I feel like I haven't written anything in ages. I keep having these inspirational moments so I jot something down and that is as far as it goes. I enjoy writing and just knew that this blog would be something my husband would have to tear away from me. However, my focus has actually not been on me, so I haven't had time to write. Because we should try to do something that fulfills us daily, I decided that I would aim for 5 minutes of writing even if nothing gets posted. Well I had that goal set days ago and I haven't done it until now. As I began to write this I realized that I have been fulfilled with meeting the needs of my family or at least trying.
Life is slowing down around here. The home school group that we are a part of is done for the school year. In addition to that the bible study classes at our church that I am in charge of organizing are ending as well. In a couple of weeks I will be free from all outside obligations other than working part time. I am really looking forward to this. You don't realize how fast you have been going until you begin to slow down. Over the past two years I have felt like I was on a roller coaster. Busyness is the name of the roller coaster and I don't even know why I agreed to ride it. I am sure that I didn't think it would be as bad as it was. However, I feel as if I am quickly moving and then slowing down just enough to round the next curve. Busyness has caused me to lose sight of what really mattered and that is my ministry in my home.
Being a wife and a mom not to mention homeschooling is a huge responsibility and I wasn't looking at it that way. I figured I could get by just doing the basics but pretty soon you minimize even that. Well that is about to change. I have realized that the years I am blessed to be home with my boys are crucial and I need to limit how much I do outside my home so that I can be fully present when I am at home. You see, everything we agree to do takes time away from other things. It doesn't matter how big or how small, it takes time. What I am starting to do is decide what is truly worth my time. I need to decide how what I say yes to will affect my ability to fulfill my responsibilities to my husband, kids and our home. These are my first areas of ministry. These are the first places God called me to and if being somewhere else causes disruption with those areas then I need to decide what is more important, for me.
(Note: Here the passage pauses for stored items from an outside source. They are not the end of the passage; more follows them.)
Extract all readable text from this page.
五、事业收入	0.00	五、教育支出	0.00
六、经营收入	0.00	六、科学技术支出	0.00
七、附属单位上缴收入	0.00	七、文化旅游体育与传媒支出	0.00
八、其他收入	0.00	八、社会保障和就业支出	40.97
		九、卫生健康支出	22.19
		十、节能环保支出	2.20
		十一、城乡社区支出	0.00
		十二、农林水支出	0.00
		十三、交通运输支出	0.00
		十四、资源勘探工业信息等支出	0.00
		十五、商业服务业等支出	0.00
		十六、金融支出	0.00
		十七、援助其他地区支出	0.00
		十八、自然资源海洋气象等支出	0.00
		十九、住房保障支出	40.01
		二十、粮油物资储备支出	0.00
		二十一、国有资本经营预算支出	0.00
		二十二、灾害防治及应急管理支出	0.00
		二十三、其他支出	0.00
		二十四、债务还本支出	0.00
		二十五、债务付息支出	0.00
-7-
Some of the steps I am taking to help me learn to slow down and just "be" has been by reading a book titled, "Sacred Rhythms". I am being mentored while going through this book and being taught what it means to be silent before God and to listen for Him to speak. These silent moments have also taught me how to manage the daily stressful moments of being a mom. But it all starts with time with God before I start my day. Now by nature I am a talker so being silent isn't easy because my brain keeps going. But I set a timer for 5min (my goal is to build up to more time) and then I just sit there in slience. Sometimes I say things like, "Here I am Lord" or "Speak to me Lord". Sometime He does and sometimes He doesn't but the point is to be available and to be open to hearing Him speak. I will post more, later, about my journey through these spiritual practices or disciplines as they are called.
Another thing I am doing is listening to an audio book called "Getting Things Done" by David Allen. I chose to do an audio book so that I wouldn't have another book to read. I listen to it during my drive to work. This book is teaching me how to get control of the chaos that I have been feeling around me. It shows you how to get a better handle on your "stuff" as he calls it which includes both mental stuff and physical stuff. Through this "GTD" process things around me are being simplified. I will be talking about this more later as well. The book is giving me the motivation I need to deal with all the clutter I produce. Once mommy has her things in place I can train the troops. Hopefully they will grow up with a practice of keeping things in order but not being anal. You gotta have a little flexibility or else you get overwhelmed.
The last thing I have been doing is trying be practice Sabbath which is setting aside a day to rest. This is a challenge for me so I am starting by trying to have a slower more restful day once a week. I work weekends so the day I chose is Monday. We take the day off from school and I do minimal chores. I plan to talk about this more in a later post.
I am trying to model these things instead of saying, "do as I say and not as I do"; but this is hard. Well I think that's about it for now. You are caught up with what been going on around here.